Messer Blondel made a strange noise in his throat.
But the Captain had seen what was happening. Dexterously he caught the
bottle in his huge palm, and with an air of modest achievement was going
to set it on the table, when he saw that the Syndic had fallen back in
his chair, his face ghastly. Blandano was more used to death in the
field than in the house; and in a panic he took two steps towards the
door to call for help. Before he could take a third, Blondel gasped, and
made an uncertain movement with his hand, as if he would reassure him.
Blandano returned and leant over him. "You are ill, Messer Syndic," he
said anxiously. "Let me call some one."
The Syndic could not speak, but he pointed to the table. And when
Blandano, unable to make out what he wanted, and suspecting a stroke of
a mortal disease, turned again to the door, persisting in his intention
of getting aid, the Syndic found strength to seize his sleeve, and
almost instantly regained his speech. "There!" he gasped, "there! The
phial! Put it down!"
Captain Blandano placed it on the table, wondering much. "I was afraid
you were ill, Messer Blondel," he said.
"I was ill," the Syndic answered; and he pushed his chair back so that
no part of him was in contact with the table. He looked at the little
bottle with fascinated eyes, and slowly, as he looked, the colour
returned to his face. "I--was ill," he repeated, with a sigh that seemed
to relieve his breast. "I had a fright!"
"You thought it was broken?" Blandano said, wondering much, and looking
in his turn at the phial.
"Yes, I thought that it was broken. I am much obliged to you. Much, very
much obliged to you," the Syndic repeated, with a deep sigh, his hands
still moving nervously about his dress. Then, after a moment's pause,
"Will you ring the bell?" he said.
The Captain, marvelling much, rang the hand-bell which lay on a
neighbouring table. He marvelled still more when he heard Messer
Blondel order the servant to place six bottles of his best wine in a
basket and take them to the Captain's lodging.

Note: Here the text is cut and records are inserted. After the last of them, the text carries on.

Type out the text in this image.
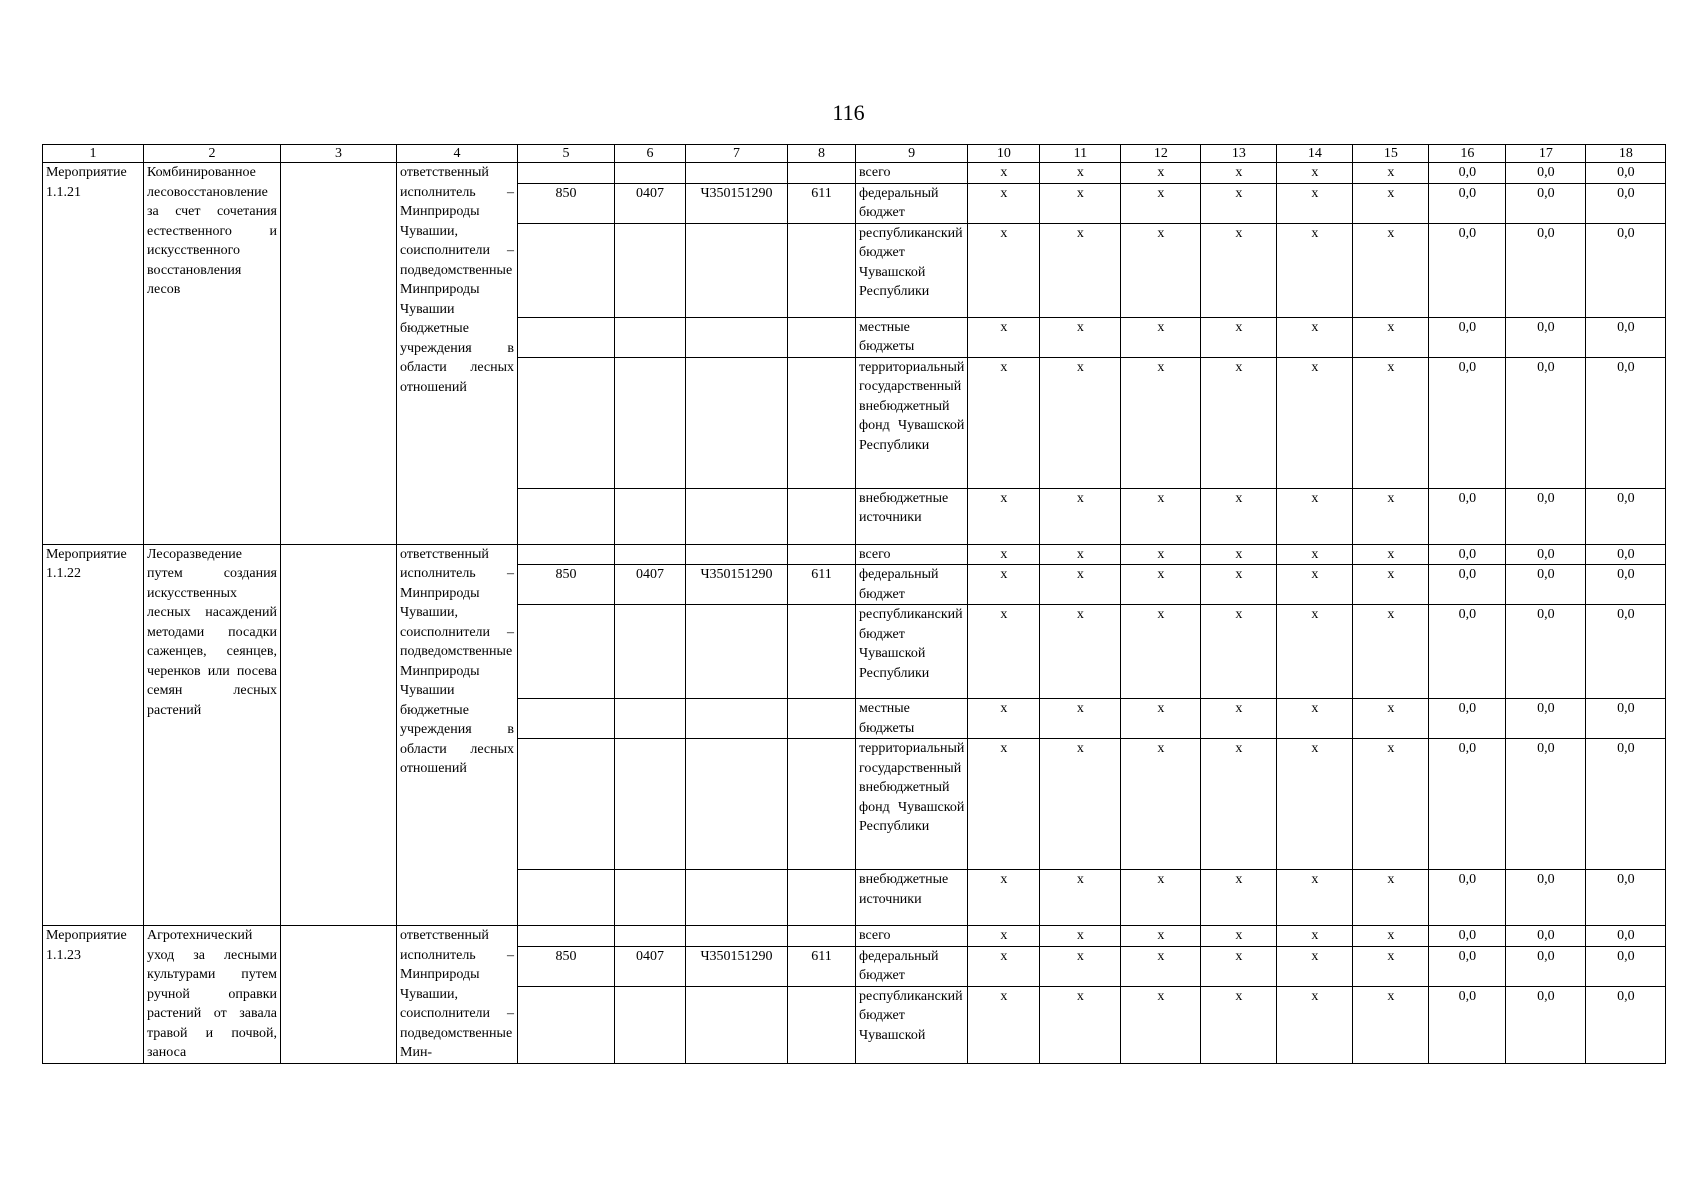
116
1	2	3	4	5	6	7	8	9	10	11	12	13	14	15	16	17	18
Мероприятие 1.1.21	Комбинированное лесовосстановление за счет сочетания естественного и искусственного восстановления лесов		ответственный исполнитель – Минприроды Чувашии, соисполнители – подведомственные Минприроды Чувашии бюджетные учреждения в области лесных отношений					всего	x	x	x	x	x	x	0,0	0,0	0,0
				850	0407	Ч350151290	611	федеральный бюджет	x	x	x	x	x	x	0,0	0,0	0,0
								республиканский бюджет Чувашской Республики	x	x	x	x	x	x	0,0	0,0	0,0
								местные бюджеты	x	x	x	x	x	x	0,0	0,0	0,0
								территориальный государственный внебюджетный фонд Чувашской Республики	x	x	x	x	x	x	0,0	0,0	0,0
								внебюджетные источники	x	x	x	x	x	x	0,0	0,0	0,0
Мероприятие 1.1.22	Лесоразведение путем создания искусственных лесных насаждений методами посадки саженцев, сеянцев, черенков или посева семян лесных растений		ответственный исполнитель – Минприроды Чувашии, соисполнители – подведомственные Минприроды Чувашии бюджетные учреждения в области лесных отношений					всего	x	x	x	x	x	x	0,0	0,0	0,0
				850	0407	Ч350151290	611	федеральный бюджет	x	x	x	x	x	x	0,0	0,0	0,0
								республиканский бюджет Чувашской Республики	x	x	x	x	x	x	0,0	0,0	0,0
								местные бюджеты	x	x	x	x	x	x	0,0	0,0	0,0
								территориальный государственный внебюджетный фонд Чувашской Республики	x	x	x	x	x	x	0,0	0,0	0,0
								внебюджетные источники	x	x	x	x	x	x	0,0	0,0	0,0
Мероприятие 1.1.23	Агротехнический уход за лесными культурами путем ручной оправки растений от завала травой и почвой, заноса		ответственный исполнитель – Минприроды Чувашии, соисполнители – подведомственные Мин-					всего	x	x	x	x	x	x	0,0	0,0	0,0
				850	0407	Ч350151290	611	федеральный бюджет	x	x	x	x	x	x	0,0	0,0	0,0
								республиканский бюджет Чувашской	x	x	x	x	x	x	0,0	0,0	0,0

Blandano stared. He knew the wine to be choice and valuable; and he eyed
the tiny phial respectfully. "It is something rare, I expect?" he said.
The Syndic nodded.
"And costly too, I doubt not?" with an admiring glance.
"Costly?" Messer Blondel repeated the word, and when he had done so
turned on the other a look that led the Captain to think that he was
going to be ill again. Then, "It cost me--it will cost me"--again a
spasm contorted the Syndic's face--"I don't know what it will not have
cost me before it is paid for, Messer Blandano!"